Aerobic fitness is associated with hippocampal volume in elderly humans
Article first published online: 2 JAN 2009
Copyright © 2009 Wiley-Liss, Inc.
Volume 19, Issue 10, pages 1030–1039, October 2009
How to Cite
Erickson, K. I., Prakash, R. S., Voss, M. W., Chaddock, L., Hu, L., Morris, K. S., White, S. M., Wójcicki, T. R., McAuley, E. and Kramer, A. F. (2009), Aerobic fitness is associated with hippocampal volume in elderly humans. Hippocampus, 19: 1030–1039. doi: 10.1002/hipo.20547
- Issue published online: 23 SEP 2009
- Article first published online: 2 JAN 2009
- Manuscript Accepted: 20 NOV 2008
- National Institute on Aging. Grant Numbers: RO1 AG25667, RO1 AG25302
- spatial memory;
Deterioration of the hippocampus occurs in elderly individuals with and without dementia, yet individual variation exists in the degree and rate of hippocampal decay. Determining the factors that influence individual variation in the magnitude and rate of hippocampal decay may help promote lifestyle changes that prevent such deterioration from taking place.

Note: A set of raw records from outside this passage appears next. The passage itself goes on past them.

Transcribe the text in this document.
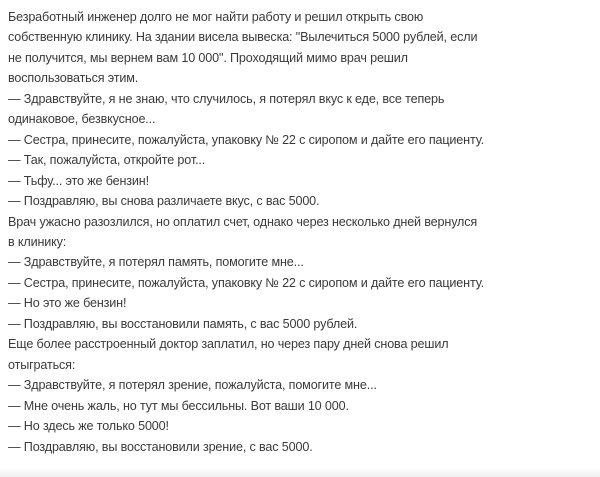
Безработный инженер долго не мог найти работу и решил открыть свою
собственную клинику. На здании висела вывеска: "Вылечиться 5000 рублей, если
не получится, мы вернем вам 10 000". Проходящий мимо врач решил
воспользоваться этим.
— Здравствуйте, я не знаю, что случилось, я потерял вкус к еде, все теперь
одинаковое, безвкусное...
— Сестра, принесите, пожалуйста, упаковку № 22 с сиропом и дайте его пациенту.
— Так, пожалуйста, откройте рот...
— Тьфу... это же бензин!
— Поздравляю, вы снова различаете вкус, с вас 5000.
Врач ужасно разозлился, но оплатил счет, однако через несколько дней вернулся
в клинику:
— Здравствуйте, я потерял память, помогите мне...
— Сестра, принесите, пожалуйста, упаковку № 22 с сиропом и дайте его пациенту.
— Но это же бензин!
— Поздравляю, вы восстановили память, с вас 5000 рублей.
Еще более расстроенный доктор заплатил, но через пару дней снова решил
отыграться:
— Здравствуйте, я потерял зрение, пожалуйста, помогите мне...
— Мне очень жаль, но тут мы бессильны. Вот ваши 10 000.
— Но здесь же только 5000!
— Поздравляю, вы восстановили зрение, с вас 5000.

Aerobic fitness and exercise are effective at preventing cortical decay and cognitive impairment in older adults and epidemiological studies suggest that physical activity can reduce the risk for developing dementia. However, the relationship between aerobic fitness and hippocampal volume in elderly humans is unknown. In this study, we investigated whether individuals with higher levels of aerobic fitness displayed greater volume of the hippocampus and better spatial memory performance than individuals with lower fitness levels. Furthermore, in exploratory analyses, we assessed whether hippocampal volume mediated the relationship between fitness and spatial memory. Using a region-of-interest analysis on magnetic resonance images in 165 nondemented older adults, we found a triple association such that higher fitness levels were associated with larger left and right hippocampi after controlling for age, sex, and years of education, and larger hippocampi and higher fitness levels were correlated with better spatial memory performance. Furthermore, we demonstrated that hippocampal volume partially mediated the relationship between higher fitness levels and enhanced spatial memory. Our results clearly indicate that higher levels of aerobic fitness are associated with increased hippocampal volume in older humans, which translates to better memory function. © 2009 Wiley-Liss, Inc.